Galvech salió como de la nada, abalanzándose sin orden ni concierto sobre las dos mujeres, que cayeron junto al agresor al suelo, en un revoltijo de brazos y piernas. Dimov maldijo para sí, no podía disparar con las dos medias contraseñas de por medio. El conductor del automóvil tenía el mismo problema, aunque no dispusiera de esa información no podía disparar con su jefa en medio. Ambos se dirigieron hacia allá. El conductor sólo logró abandonar el automóvil para recibir un tiro en la sien por parte de Piotr.

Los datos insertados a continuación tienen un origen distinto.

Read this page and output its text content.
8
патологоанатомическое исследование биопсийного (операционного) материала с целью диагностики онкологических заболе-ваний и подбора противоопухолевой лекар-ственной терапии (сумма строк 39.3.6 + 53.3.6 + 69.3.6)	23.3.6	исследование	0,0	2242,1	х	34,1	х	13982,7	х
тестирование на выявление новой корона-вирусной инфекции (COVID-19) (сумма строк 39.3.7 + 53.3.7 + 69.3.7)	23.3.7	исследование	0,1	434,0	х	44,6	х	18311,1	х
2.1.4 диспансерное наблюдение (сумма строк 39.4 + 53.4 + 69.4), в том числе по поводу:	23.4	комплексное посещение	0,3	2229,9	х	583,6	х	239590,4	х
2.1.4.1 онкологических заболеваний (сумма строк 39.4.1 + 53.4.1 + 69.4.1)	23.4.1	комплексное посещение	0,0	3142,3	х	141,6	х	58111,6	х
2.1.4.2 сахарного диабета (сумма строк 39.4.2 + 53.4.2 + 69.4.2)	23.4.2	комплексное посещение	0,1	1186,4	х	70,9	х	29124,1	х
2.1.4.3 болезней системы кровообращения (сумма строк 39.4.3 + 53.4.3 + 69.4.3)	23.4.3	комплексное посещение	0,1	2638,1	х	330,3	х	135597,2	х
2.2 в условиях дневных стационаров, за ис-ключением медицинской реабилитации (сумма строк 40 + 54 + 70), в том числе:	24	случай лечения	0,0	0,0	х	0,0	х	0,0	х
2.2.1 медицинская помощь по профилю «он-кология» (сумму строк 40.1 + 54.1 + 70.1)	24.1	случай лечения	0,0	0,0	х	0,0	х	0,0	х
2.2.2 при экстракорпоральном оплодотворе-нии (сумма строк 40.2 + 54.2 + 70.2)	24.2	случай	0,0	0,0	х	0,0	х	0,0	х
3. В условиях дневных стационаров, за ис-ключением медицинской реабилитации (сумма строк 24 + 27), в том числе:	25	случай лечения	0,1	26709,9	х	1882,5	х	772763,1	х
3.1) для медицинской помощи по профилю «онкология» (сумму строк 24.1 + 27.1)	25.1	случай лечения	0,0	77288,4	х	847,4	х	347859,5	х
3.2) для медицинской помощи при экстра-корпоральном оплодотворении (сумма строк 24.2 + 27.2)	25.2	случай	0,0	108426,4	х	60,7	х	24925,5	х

Plamen llegó hasta la brega cuando Filipa, con dificultad, ya había sacado el arma y se disponía a disparar a Galvech en una rodilla. Del mismo impulso de la carrera saltó y golpeó con su bota la cabeza de la mujer. El arma se disparó, pero desviada, sin herir a nadie. Ella quedó aturdida en el suelo. Dimov apartó su arma de una patada y levantó a Galvech y a su esposa. El helicóptero estaba ya a poca distancia. Corrieron en dirección al todoterreno que Piotr ya había puesto en marcha.
Filipa no se quedó mirando el espectáculo inmovil. Apenas podía pensar, y moverse le producía un mareo incontrolable, pero le dio tiempo a sacar su segundo arma. Apuntar resultaba casi imposible, pero lo hizo, apretó el gatillo y pudo ver con satisfacción cómo Lina Galvech caía antes de que Piotr pudiese interponer el vehículo en la línea de tiro. Luego Filipa rodó por el suelo, buscando un lugar desde el que continuar con el tiroteo con seguridad.
Al otro lado del coche, Plamen Dimov miró a la mujer verdaderamente consternado. Ya nunca se haría con la contraseña. La bala la había atravesado el pecho.
Galvech, desesperado por una razón muy distinta, se arrodilló junto a su esposa, renegando de Dios. Ella aún tuvo fuerzas para hablarle así:
- No se la dije… -tosió, se tensó en un estertor y añadió: - Salomé.
Era una de sus operas favoritas. Era su mitad de la contraseña.